[Lettre]
S
i la pureté d’intention peut inspirer quelque fierté à tout Ecrivain qu’elle anime ; je crois qu’il
m’est permis de prétendre à cette gloire, ainsi que vous. Je ne pense pas, il
est vrai, que peu d’Auteurs m’ayent donné l’exemple de ce
désintéressement, & que fort peu voudront l’imiter : (pardonnez-moi
si je me sers de vos propres expressions.) Je n’ai pas l’opinion flateuse, si
vous le voulez, que la sincérité & le désintéressement soient le partage
exclusif
d’un si petit nombre d’Ecrivains, en vous
comptant, comme vous l’avancez modestement, qu’on doive désespérer que votre
exemple tire à conséquence. Sentez-vous digne, je ne m’y oppose pas, de la
devise :
Vitam impendere vero
, que vous vous
êtes appropriée, mais ne refusez pas aux autres Ecrivains l’avantage d’être
admis au nombre de vos élûs. On avoit dit avant vous :
Nul
n’aura de l’esprit que nous & nos amis.
Il vous étoit
réservé sans doute, d’affirmer :
Qu’en ce monde pervers les
Auteurs sont sans foi, fourbes, intéressés, hors mes amis &
moi.
Vous n’en aimeriez pas moins la sincérité, en
permettant aux autres de lui rendre leurs hommages,
cela
ne diminueroit rien de votre portion de gloire & de vertu : c’est un
héritage, où la division peut avoir lieu, sans préjudicier aux intérêts de ceux
qui s’en sont mis en possession, & l’on vous passeroit sans murmurer votre
fastueuse devise. Vous décideriez avec moins d’autorité, si vous aviez réfléchi,
que pour bien juger de la pureté d’intention & du désintéressement d’un
Auteur, il faudroit pénétrer dans son ame, pour y reconnoître l’accord de ce
qu’il écrit avec ce qu’il pense réellement. Avez-vous scruté les intentions de
presque tous les Ecrivains que vous réprouvez ? Sur quel fondement leur
refusez-vous la pureté d’intention & le désintéressement ?

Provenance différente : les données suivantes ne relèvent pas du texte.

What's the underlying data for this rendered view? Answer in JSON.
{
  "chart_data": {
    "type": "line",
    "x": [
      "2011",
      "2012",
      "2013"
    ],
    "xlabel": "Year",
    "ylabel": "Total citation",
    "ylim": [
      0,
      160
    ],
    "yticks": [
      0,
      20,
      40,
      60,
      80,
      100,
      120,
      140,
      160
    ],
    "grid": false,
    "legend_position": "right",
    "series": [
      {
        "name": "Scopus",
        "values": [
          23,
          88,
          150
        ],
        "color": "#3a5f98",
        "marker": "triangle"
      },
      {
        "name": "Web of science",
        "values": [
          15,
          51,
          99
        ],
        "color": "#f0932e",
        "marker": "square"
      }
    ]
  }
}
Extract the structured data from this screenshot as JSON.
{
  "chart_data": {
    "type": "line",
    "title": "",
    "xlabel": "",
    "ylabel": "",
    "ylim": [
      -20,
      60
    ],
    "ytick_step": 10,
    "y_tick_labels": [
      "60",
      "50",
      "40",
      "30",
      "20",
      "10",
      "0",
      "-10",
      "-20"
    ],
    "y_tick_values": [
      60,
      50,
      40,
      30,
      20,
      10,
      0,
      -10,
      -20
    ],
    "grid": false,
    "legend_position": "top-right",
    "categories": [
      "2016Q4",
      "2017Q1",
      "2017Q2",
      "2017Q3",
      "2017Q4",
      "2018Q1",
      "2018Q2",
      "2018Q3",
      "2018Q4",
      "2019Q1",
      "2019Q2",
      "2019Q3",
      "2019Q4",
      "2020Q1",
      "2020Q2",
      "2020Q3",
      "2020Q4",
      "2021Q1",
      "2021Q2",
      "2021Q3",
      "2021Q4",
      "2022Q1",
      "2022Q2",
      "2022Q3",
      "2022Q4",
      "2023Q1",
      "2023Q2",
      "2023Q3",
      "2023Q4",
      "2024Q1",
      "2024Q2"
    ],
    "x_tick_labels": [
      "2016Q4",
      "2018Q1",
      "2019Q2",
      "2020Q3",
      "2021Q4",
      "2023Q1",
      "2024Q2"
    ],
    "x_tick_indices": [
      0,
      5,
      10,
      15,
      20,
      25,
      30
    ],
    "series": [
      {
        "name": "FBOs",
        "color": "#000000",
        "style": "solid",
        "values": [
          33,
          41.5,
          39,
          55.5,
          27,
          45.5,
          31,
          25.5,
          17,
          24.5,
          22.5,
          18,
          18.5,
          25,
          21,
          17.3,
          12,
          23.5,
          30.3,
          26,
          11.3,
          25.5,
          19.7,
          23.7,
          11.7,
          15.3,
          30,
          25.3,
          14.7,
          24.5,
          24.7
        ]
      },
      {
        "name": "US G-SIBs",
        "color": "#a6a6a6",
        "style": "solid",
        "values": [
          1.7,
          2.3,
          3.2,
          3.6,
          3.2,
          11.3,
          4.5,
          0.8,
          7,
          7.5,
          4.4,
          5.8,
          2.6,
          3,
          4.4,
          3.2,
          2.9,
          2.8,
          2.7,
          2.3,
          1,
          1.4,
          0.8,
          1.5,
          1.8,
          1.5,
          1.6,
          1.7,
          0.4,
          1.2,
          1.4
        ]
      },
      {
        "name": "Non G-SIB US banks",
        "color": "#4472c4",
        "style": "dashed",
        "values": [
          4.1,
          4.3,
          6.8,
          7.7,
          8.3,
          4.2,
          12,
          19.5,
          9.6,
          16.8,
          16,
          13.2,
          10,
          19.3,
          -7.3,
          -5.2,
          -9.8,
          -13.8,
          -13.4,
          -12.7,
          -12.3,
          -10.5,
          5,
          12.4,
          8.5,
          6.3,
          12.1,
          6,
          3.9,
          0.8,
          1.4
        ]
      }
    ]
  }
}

si vous n’en décidez que sur l’impression que vous font leurs
ouvrages, votre condamnation me paroît hazardée : car ils pourroient alléguer
pour leur défense : Lecteur, je puis me tromper moi-même, mais non
pas vous tromper volontairement ; craignez mes erreurs, & non ma
mauvaise foi. Un pareil aveu vous disposeroit sans doute à modérer la
rigueur de vos jugemens. C’est dans ces dispositions favorables, & dont je
vous invite à faire usage, que je vais prendre la liberté d’examiner, avec vous,
votre Lettre datée de Montmorenci, du 20 Mars 1758. & que j’ai reçûe de la
Haye à la fin d’Octobre de la même année.